Parental responsibility means the legal rights, duties, powers, responsibilities and authority a person has for a child and their property. Legally, parental responsibility comes to an end when a young person reaches the age of 18.

As you approach adulthood, you are encouraged to become more involved in decisions about your life. It is important that you, your parent/carers and professionals working with you understand how your parent/carers’ role will change as you become an adult.

How does it work?

When you turn 18 and legally become an adult, you have the right to make your own decisions. This is where you have capacity to do so and should be supported to do so wherever possible. These can be small decisions such as the activities you want to do on a given day or big decisions such as where you want to live or what medical treatment to receive.

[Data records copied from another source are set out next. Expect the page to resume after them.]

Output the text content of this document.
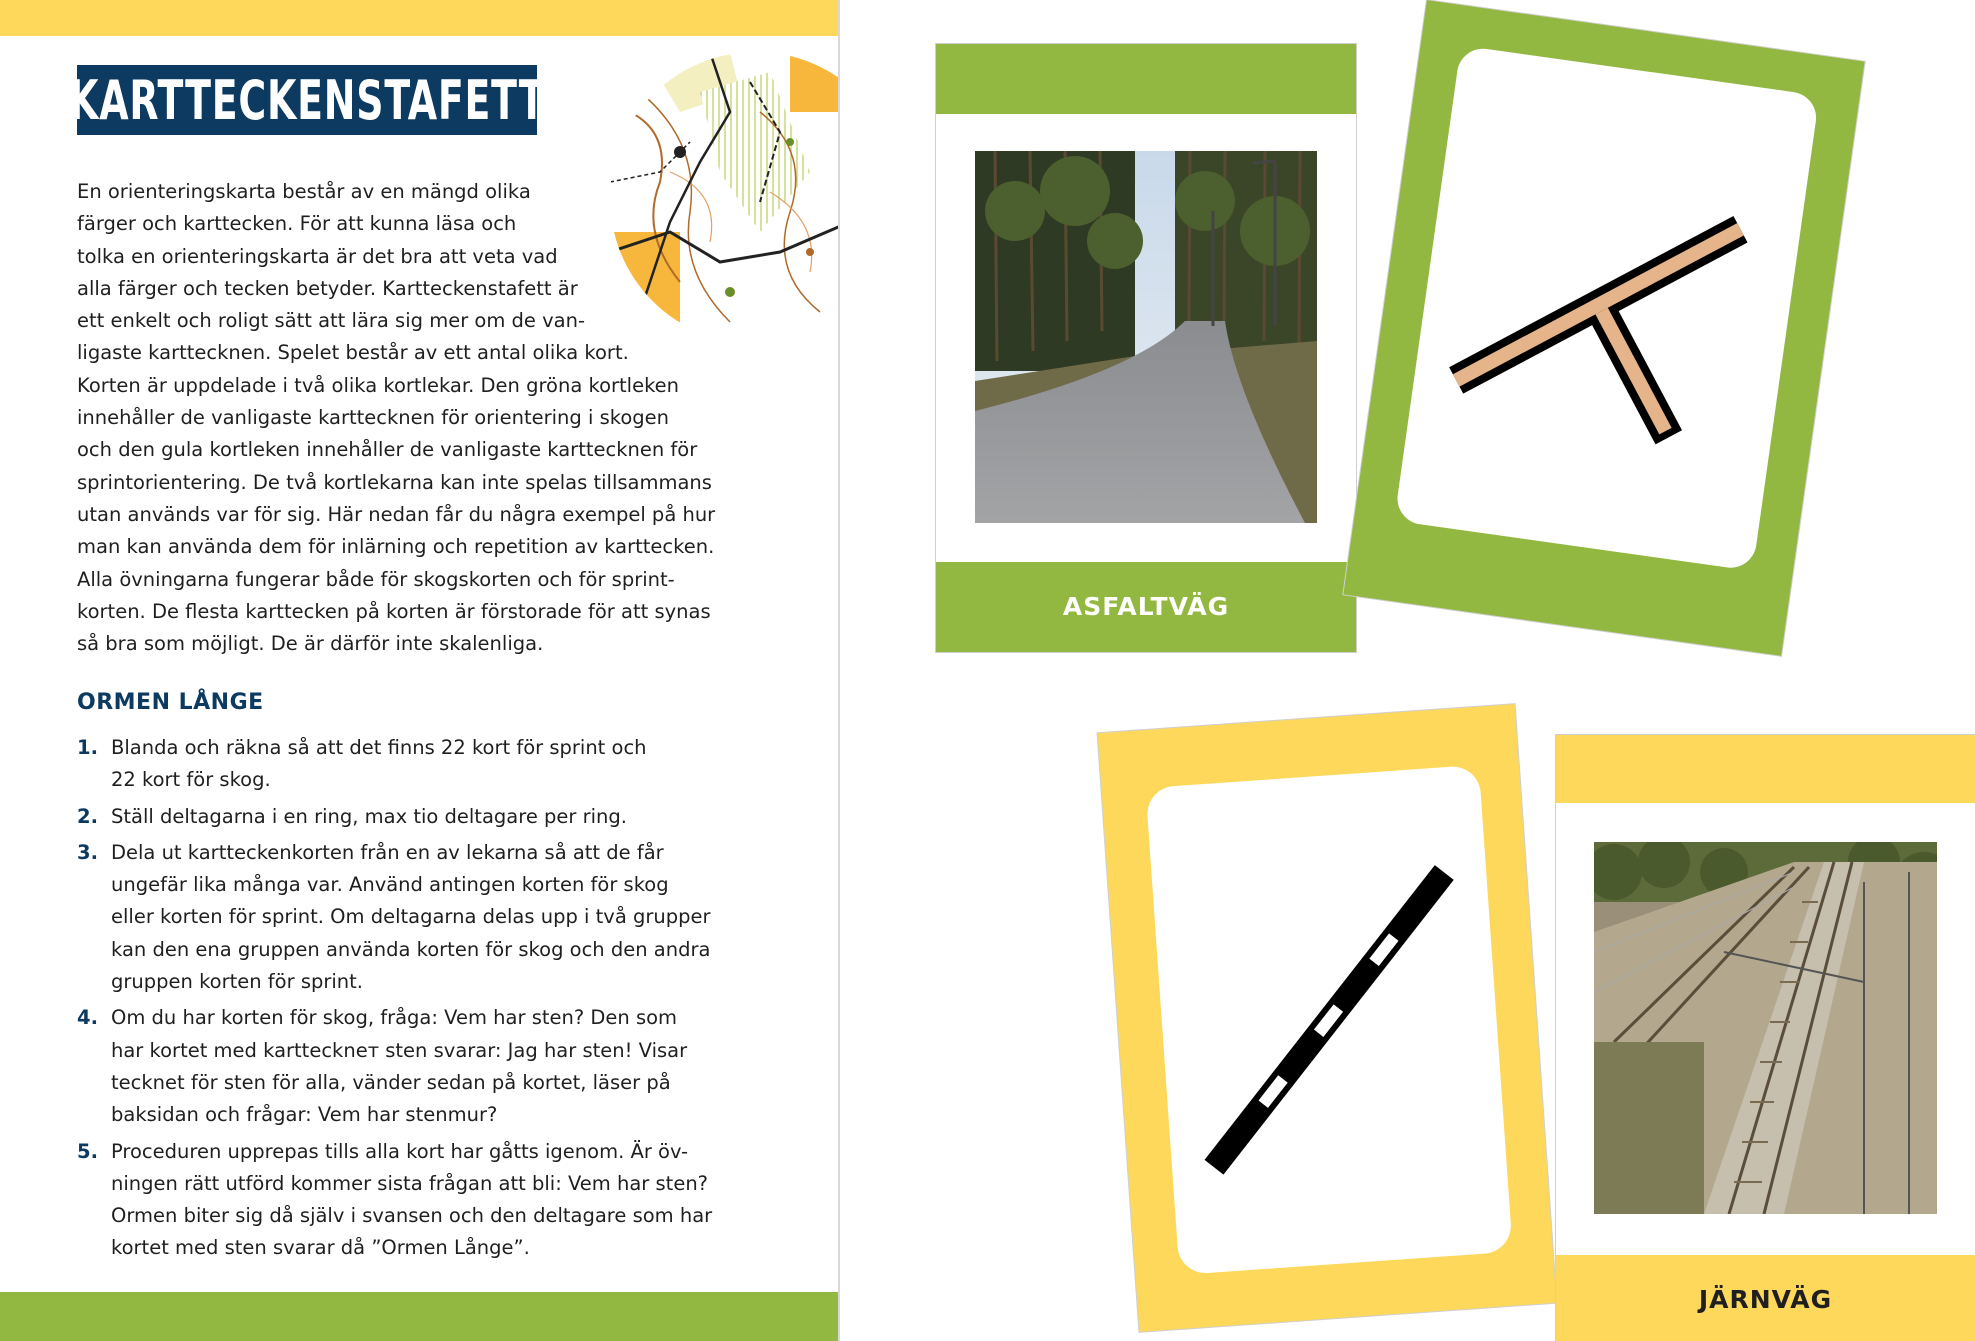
KARTTECKENSTAFETT
En orienteringskarta består av en mängd olika
färger och karttecken. För att kunna läsa och
tolka en orienteringskarta är det bra att veta vad
alla färger och tecken betyder. Kartteckenstafett är
ett enkelt och roligt sätt att lära sig mer om de van-
ligaste karttecknen. Spelet består av ett antal olika kort.
Korten är uppdelade i två olika kortlekar. Den gröna kortleken
innehåller de vanligaste karttecknen för orientering i skogen
och den gula kortleken innehåller de vanligaste karttecknen för
sprintorientering. De två kortlekarna kan inte spelas tillsammans
utan används var för sig. Här nedan får du några exempel på hur
man kan använda dem för inlärning och repetition av karttecken.
Alla övningarna fungerar både för skogskorten och för sprint-
korten. De flesta karttecken på korten är förstorade för att synas
så bra som möjligt. De är därför inte skalenliga.
ORMEN LÅNGE
1. Blanda och räkna så att det finns 22 kort för sprint och
22 kort för skog.
2. Ställ deltagarna i en ring, max tio deltagare per ring.
3. Dela ut kartteckenkorten från en av lekarna så att de får
ungefär lika många var. Använd antingen korten för skog
eller korten för sprint. Om deltagarna delas upp i två grupper
kan den ena gruppen använda korten för skog och den andra
gruppen korten för sprint.
4. Om du har korten för skog, fråga: Vem har sten? Den som
har kortet med kartteckneт sten svarar: Jag har sten! Visar
tecknet för sten för alla, vänder sedan på kortet, läser på
baksidan och frågar: Vem har stenmur?
5. Proceduren upprepas tills alla kort har gåtts igenom. Är öv-
ningen rätt utförd kommer sista frågan att bli: Vem har sten?
Ormen biter sig då själv i svansen och den deltagare som har
kortet med sten svarar då ”Ormen Långe”.
ASFALTVÄG
JÄRNVÄG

The law also recognises that you may not be able to make your own decisions. If you unable to make your own decision because you do not have the mental capacity to do so, other people have to decide what is in your ‘best interests’.  Family members can continue to be involved in making decisions about you in your best interests if you lack capacity.

However, this will not automatically be the case in all aspects of your life and parents/carers may need to apply to make decisions about specific aspects of your life.

There is more information about capacity and the way young people without capacity can be supported elsewhere:

When does this change?

Parental responsibility legally ends when you reach the age of 18, but you can continue to have your parents involved as much as you want.